New infrastracture tabled by city commission
Dakota Medical Foundation looks to build near Costco
WEST FARGO — The West Fargo City Commission tabled a request to build new infrastructure near Costco for a new commercial development, after hearing that the development may have been sold to a nonprofit, that might not have to pay property taxes on the area.
The Dakota Medical Foundation is planning to build on 10 of the open 21 acres between Interstate 94 and 23rd Avenue South. The office building would fill in the area between Costco, and where a private surgical center is being constructed.
Assistant West Fargo Administrator and former city engineer Dustin Scott brought forward a proposal for $2.6 million in infrastructure improvements that would construct sanitary sewer mains and services, water mains and services, storm sewer, concrete streets with curb and gutter, street lights, sidewalks, stockpile removal, boulevard plantings and other installations. Scott said the necessary improvements are vital to the commercial development in that area and have been identified as needed in the city's capital improvement plan.
Scott proposed the project would be paid for by special assessments, which would be placed on the developers of the area.
However, City Commissioner Mandy George questioned using special assessments.
"If we're trying to get rid of specials, why do we continue to do it this way," George said the commission's Monday, May 2 meeting. "We're not doing anything different, we're not even trying."
Mayor Bernie Dardis said while the city is trying to "come up with as many ways to bring down special assessments as possible," but, the city also struggles with recruiting commercial businesses, and the we get very few businesses interested in coming here and the city needs to provide incentives and infrastructure to reach them.
Commissioners also questioned encouraging a development of a nonprofit organization. The city has been working with Enclave, which moved to its headquarters to the area. However, they questioned if the city would lose tax money if the land is sold to a nonprofit such as the Dakota Medical Foundation.
City Attorney Jon Shockley said nonprofit organizations do not automatically receive exemption from paying property taxes. A potential tax exempt building must apply for the status from Cass County.

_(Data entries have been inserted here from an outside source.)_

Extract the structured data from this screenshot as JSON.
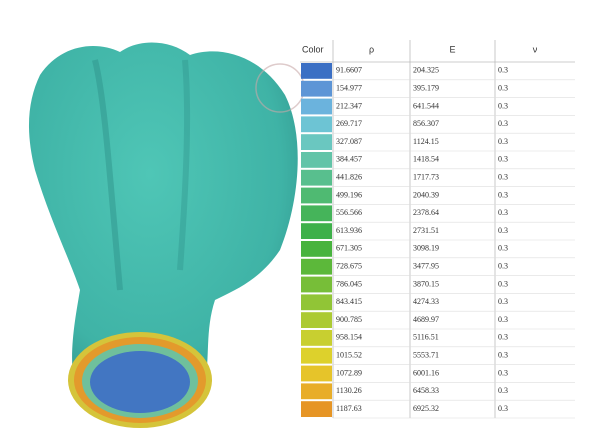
{
  "table": {
    "headers": [
      "Color",
      "ρ",
      "E",
      "ν"
    ],
    "rows": [
      {
        "color": "#3b6fc4",
        "rho": "91.6607",
        "E": "204.325",
        "nu": "0.3"
      },
      {
        "color": "#5d95d6",
        "rho": "154.977",
        "E": "395.179",
        "nu": "0.3"
      },
      {
        "color": "#6bb3dd",
        "rho": "212.347",
        "E": "641.544",
        "nu": "0.3"
      },
      {
        "color": "#6dc4d4",
        "rho": "269.717",
        "E": "856.307",
        "nu": "0.3"
      },
      {
        "color": "#6ac7c0",
        "rho": "327.087",
        "E": "1124.15",
        "nu": "0.3"
      },
      {
        "color": "#62c4a8",
        "rho": "384.457",
        "E": "1418.54",
        "nu": "0.3"
      },
      {
        "color": "#58bf8e",
        "rho": "441.826",
        "E": "1717.73",
        "nu": "0.3"
      },
      {
        "color": "#4fba72",
        "rho": "499.196",
        "E": "2040.39",
        "nu": "0.3"
      },
      {
        "color": "#45b45a",
        "rho": "556.566",
        "E": "2378.64",
        "nu": "0.3"
      },
      {
        "color": "#3eb04a",
        "rho": "613.936",
        "E": "2731.51",
        "nu": "0.3"
      },
      {
        "color": "#48b33e",
        "rho": "671.305",
        "E": "3098.19",
        "nu": "0.3"
      },
      {
        "color": "#5cb83a",
        "rho": "728.675",
        "E": "3477.95",
        "nu": "0.3"
      },
      {
        "color": "#77be38",
        "rho": "786.045",
        "E": "3870.15",
        "nu": "0.3"
      },
      {
        "color": "#91c536",
        "rho": "843.415",
        "E": "4274.33",
        "nu": "0.3"
      },
      {
        "color": "#acca33",
        "rho": "900.785",
        "E": "4689.97",
        "nu": "0.3"
      },
      {
        "color": "#c8cf30",
        "rho": "958.154",
        "E": "5116.51",
        "nu": "0.3"
      },
      {
        "color": "#ddd12c",
        "rho": "1015.52",
        "E": "5553.71",
        "nu": "0.3"
      },
      {
        "color": "#e6c42a",
        "rho": "1072.89",
        "E": "6001.16",
        "nu": "0.3"
      },
      {
        "color": "#e8ad28",
        "rho": "1130.26",
        "E": "6458.33",
        "nu": "0.3"
      },
      {
        "color": "#e69525",
        "rho": "1187.63",
        "E": "6925.32",
        "nu": "0.3"
      }
    ]
  }
}
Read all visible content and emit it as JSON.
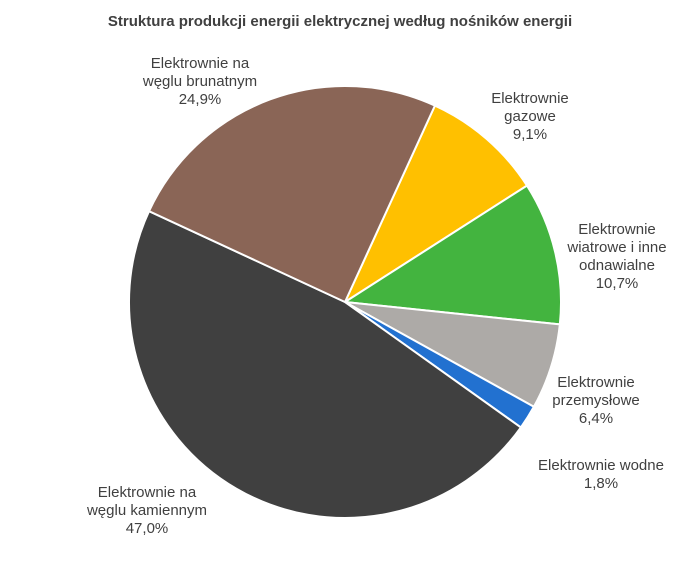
{
  "chart_data": {
    "type": "pie",
    "title": "Struktura produkcji energii elektrycznej według nośników energii",
    "start_angle_deg": -65.4,
    "direction": "clockwise",
    "slices": [
      {
        "label_lines": [
          "Elektrownie",
          "gazowe"
        ],
        "value": 9.1,
        "value_label": "9,1%",
        "color": "#FFC000"
      },
      {
        "label_lines": [
          "Elektrownie",
          "wiatrowe i inne",
          "odnawialne"
        ],
        "value": 10.7,
        "value_label": "10,7%",
        "color": "#43B43F"
      },
      {
        "label_lines": [
          "Elektrownie",
          "przemysłowe"
        ],
        "value": 6.4,
        "value_label": "6,4%",
        "color": "#ADAAA7"
      },
      {
        "label_lines": [
          "Elektrownie wodne"
        ],
        "value": 1.8,
        "value_label": "1,8%",
        "color": "#2271D0"
      },
      {
        "label_lines": [
          "Elektrownie na",
          "węglu kamiennym"
        ],
        "value": 47.0,
        "value_label": "47,0%",
        "color": "#404040"
      },
      {
        "label_lines": [
          "Elektrownie na",
          "węglu brunatnym"
        ],
        "value": 24.9,
        "value_label": "24,9%",
        "color": "#8A6556"
      }
    ]
  }
}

"Not all nonprofits are created equal and not necessarily because you're a nonprofit do you automatically receive no taxes," he said.
Commissioner Eric Gjerdevig said it would be difficult to support a development that may not create tax revenue for the city.
"The whole thing being tax exempt is kinda an issue for me," he said.
The project was tabled by the city commission and city staff was directed to find out the status of the nonprofit's tax status. The infrastructure project will return to the city commission at its June 6 meeting.